Even in a field such as pure mathematics (I have an MS in pure Math), it is okay to skim through some of the background material and understand it intuitively or even non-rigorously, while focusing on what you want to actually learn.
It took me a while to learn that and I am glad it is being repeated here by such an accomplished professor.
JustinSkycak|1 year ago
HOWEVER I think there's more nuance: there is tremendous value in having a baseline level of foundational knowledge in whatever domain you're in.

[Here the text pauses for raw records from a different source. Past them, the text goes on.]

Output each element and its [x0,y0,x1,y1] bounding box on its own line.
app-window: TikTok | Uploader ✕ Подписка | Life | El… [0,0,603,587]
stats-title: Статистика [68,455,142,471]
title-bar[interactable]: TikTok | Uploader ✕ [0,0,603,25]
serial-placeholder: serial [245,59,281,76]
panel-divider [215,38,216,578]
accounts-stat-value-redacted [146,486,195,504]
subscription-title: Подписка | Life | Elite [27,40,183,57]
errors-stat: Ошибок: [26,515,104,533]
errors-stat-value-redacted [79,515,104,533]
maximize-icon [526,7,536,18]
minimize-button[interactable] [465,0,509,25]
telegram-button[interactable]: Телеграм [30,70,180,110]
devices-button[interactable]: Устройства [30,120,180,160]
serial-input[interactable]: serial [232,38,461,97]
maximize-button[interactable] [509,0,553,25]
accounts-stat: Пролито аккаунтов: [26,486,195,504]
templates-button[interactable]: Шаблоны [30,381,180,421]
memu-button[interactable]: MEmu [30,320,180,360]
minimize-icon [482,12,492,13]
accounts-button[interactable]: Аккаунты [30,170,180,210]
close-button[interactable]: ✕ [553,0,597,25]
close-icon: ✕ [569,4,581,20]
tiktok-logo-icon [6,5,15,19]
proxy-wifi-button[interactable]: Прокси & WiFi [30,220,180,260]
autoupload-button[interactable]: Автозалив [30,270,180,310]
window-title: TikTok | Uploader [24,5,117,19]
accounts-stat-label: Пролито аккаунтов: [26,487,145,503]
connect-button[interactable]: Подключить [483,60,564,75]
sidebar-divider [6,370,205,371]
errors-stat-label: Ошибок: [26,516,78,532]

For instance, if someone hasn't learned math to an undergraduate level, and they try to sink their teeth into a math research problem, then they're probably going to spend all their time flailing around and being confused. Waste of time.
A better use of time would be for them to develop a baseline level of mathematical knowledge through a structured curriculum, and then take the leap once they've got their fundamentals down.
Same thing with machine learning. If you want to work on a research problem and you have your ML fundamentals down, then yeah, go ahead and jump right into the research problem. But if you don't even know how gradient descent works, or what an eigenvalue is, how to work with continuous probability distributions, etc., then you're woefully underprepared and you'd be better off just shoring up your foundations first.
lallysingh|1 year ago
The basics are the ones with the most different approaches developed to teach/use them, so they can most easily be skimmed by with cheap modern trickery.
DecayingOrganic|1 year ago
I've grown to really like this Richard Feynman quote: “Study hard what interests you the most in the most undisciplined, irreverent and original manner possible.” It feels like I've been finally granted permission to embrace my natural, messy way of learning.
Davidzheng|1 year ago
sage76|1 year ago
I think this is a lesson I am learning. I am going through the book PRML throroughly (which means attempting every single exercise) and writing out the solutions.
I also did the prereqs somewhat rigorously.
It has been incredibly time consuming.
senderista|1 year ago
vinnyvichy|1 year ago
gxs|1 year ago
I was a math major and I used to be adamant about reading the chapter perfectly before starting my problem sets.
I mentioned this to my math professor and he’d always say to not be afraid to jump into the problems, that my time was better spent that way.
My take on it is that a) it’s true and b) it works because reading with a purpose is very different than reading as a way of surveying something before you jump into a problem.